国民党自身が実施した事前の世論調査によれば、この訪問に台湾人の44%が賛成、30%が反対であったというふれこみですが、陳水扁政権は、訪問そのものもさることながら、政府をさしおいて野党が外国と合意を交わしたこととらえて、激しく非難しています。
そして台湾の検察当局は、この合意が、政府の承認なくして密かに外国と協約を締結した者は7年以上無期以下の刑に処せられるとしている台湾の刑法第113条に抵触する可能性があるとして捜査に乗り出しました。
これに対しては国民党等から、中共は「外国」と言えるのか(注1)、またこれまで台湾の民間団体が中共当局と様々な協約を締結したが処罰されていないではないか、という反論がなされていますが、当局は、台湾(中華民国)も中共もそれぞれ主権国家であり、中共が台湾にとって「外国」であることは明らかだ、また、これまでの民間団体による協約は政府や政治に関わるものとは言えないからだ、と一蹴しています。

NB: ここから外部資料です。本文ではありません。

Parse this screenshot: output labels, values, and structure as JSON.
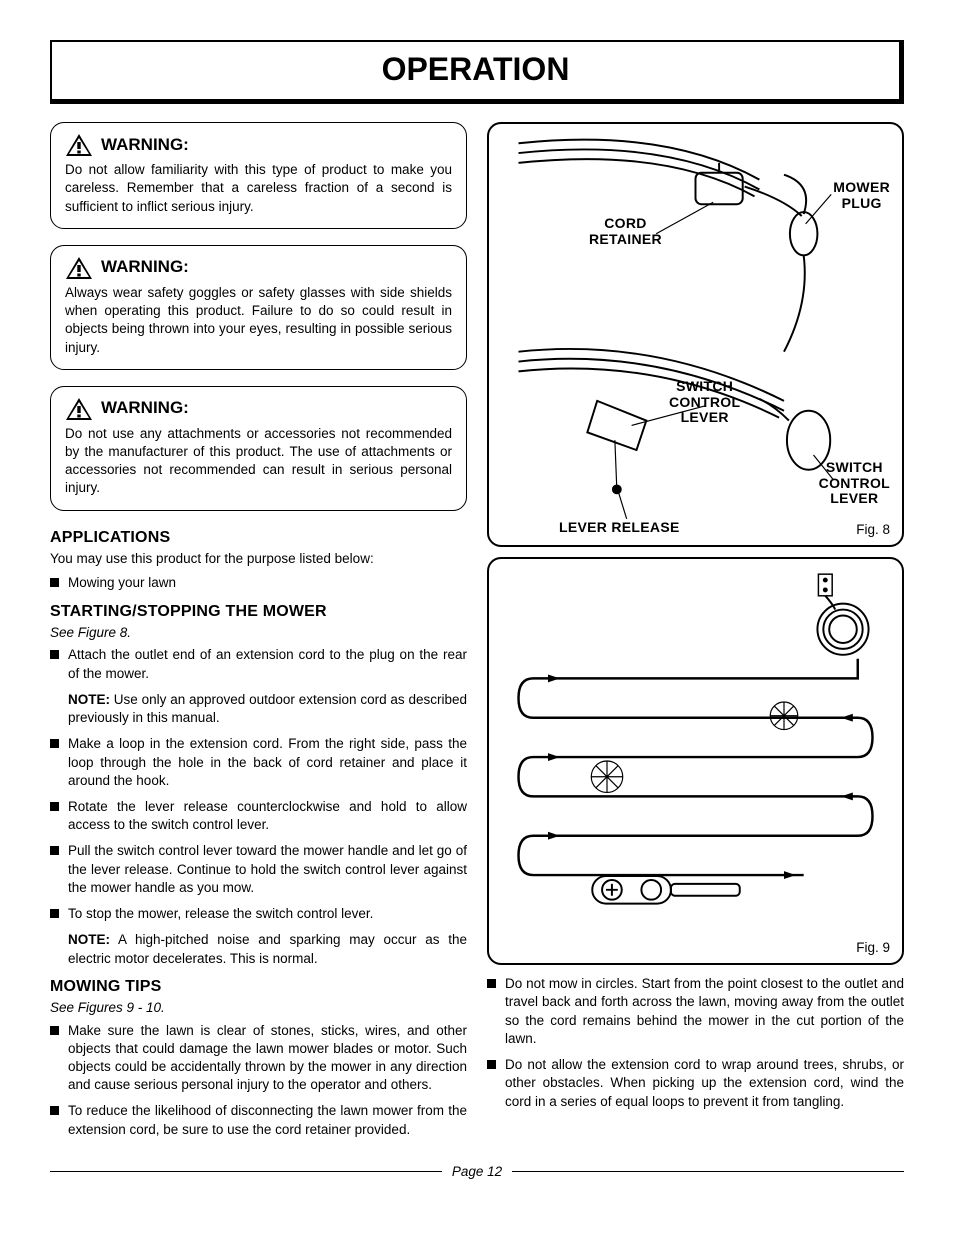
{
  "page_title": "OPERATION",
  "warnings": [
    {
      "label": "WARNING:",
      "text": "Do not allow familiarity with this type of product to make you careless. Remember that a careless fraction of a second is sufficient to inflict serious injury."
    },
    {
      "label": "WARNING:",
      "text": "Always wear safety goggles or safety glasses with side shields when operating this product. Failure to do so could result in objects being thrown into your eyes, resulting in possible serious injury."
    },
    {
      "label": "WARNING:",
      "text": "Do not use any attachments or accessories not recommended by the manufacturer of this product. The use of attachments or accessories not recommended can result in serious personal injury."
    }
  ],
  "applications": {
    "heading": "APPLICATIONS",
    "intro": "You may use this product for the purpose listed below:",
    "items": [
      "Mowing your lawn"
    ]
  },
  "starting": {
    "heading": "STARTING/STOPPING THE MOWER",
    "see": "See Figure 8.",
    "steps": [
      "Attach the outlet end of an extension cord to the plug on the rear of the mower.",
      "Make a loop in the extension cord. From the right side, pass the loop through the hole in the back of cord retainer and place it around the hook.",
      "Rotate the lever release counterclockwise and hold to allow access to the switch control lever.",
      "Pull the switch control lever toward the mower handle and let go of the lever release. Continue to hold the switch control lever against the mower handle as you mow.",
      "To stop the mower, release the switch control lever."
    ],
    "note1_label": "NOTE:",
    "note1_text": " Use only an approved outdoor extension cord as described previously in this manual.",
    "note2_label": "NOTE:",
    "note2_text": " A high-pitched noise and sparking may occur as the electric motor decelerates. This is normal."
  },
  "mowing": {
    "heading": "MOWING TIPS",
    "see": "See Figures 9 - 10.",
    "left_items": [
      "Make sure the lawn is clear of stones, sticks, wires, and other objects that could damage the lawn mower blades or motor. Such objects could be accidentally thrown by the mower in any direction and cause serious personal injury to the operator and others.",
      "To reduce the likelihood of disconnecting the lawn mower from the extension cord, be sure to use the cord retainer provided."
    ],
    "right_items": [
      "Do not mow in circles. Start from the point closest to the outlet and travel back and forth across the lawn, moving away from the outlet so the cord remains behind the mower in the cut portion of the lawn.",
      "Do not allow the extension cord to wrap around trees, shrubs, or other obstacles. When picking up the extension cord, wind the cord in a series of equal loops to prevent it from tangling."
    ]
  },
  "figures": {
    "fig8": {
      "caption": "Fig. 8",
      "labels": {
        "mower_plug": "MOWER\nPLUG",
        "cord_retainer": "CORD\nRETAINER",
        "switch_control_lever_1": "SWITCH\nCONTROL\nLEVER",
        "switch_control_lever_2": "SWITCH\nCONTROL\nLEVER",
        "lever_release": "LEVER RELEASE"
      }
    },
    "fig9": {
      "caption": "Fig. 9"
    }
  },
  "footer_page": "Page 12",
  "colors": {
    "text": "#000000",
    "bg": "#ffffff"
  }
}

(以上、http://www.nytimes.com/2005/03/30/international/asia/29cnd-taiwan.html?pagewanted=print&position=(3月31日アクセス)、及びhttp://www.taipeitimes.com/News/taiwan/archives/2005/04/08/2003249586、http://www.taipeitimes.com/News/edit/archives/2005/04/08/2003249619(4月9日アクセス)による。台北タイムスのサイトは本日朝から2000の現在までダウンしている。中共の反台湾分子のサイバーテロのせいではないかと懸念している。)
- (注1)台湾の「国民」と中共の「国民」との間の関係を律する法律である「台灣地區與大陸地區人民關係條例」(Statute Governing the Relations between the People of the Taiwan Area and the Mainland Area)は、中共の施政下の領域を明示的に外国の領域とはしていない。
(3)台湾党首靖国神社参拝
台湾の過激な「独立」派政党である台湾団結連盟の蘇進強(Shu Chin-chiang)主席は訪日し、4月3日、同連盟日本支部を設立し、翌4日三名の同行議員らとともに靖国神社を参拝しました。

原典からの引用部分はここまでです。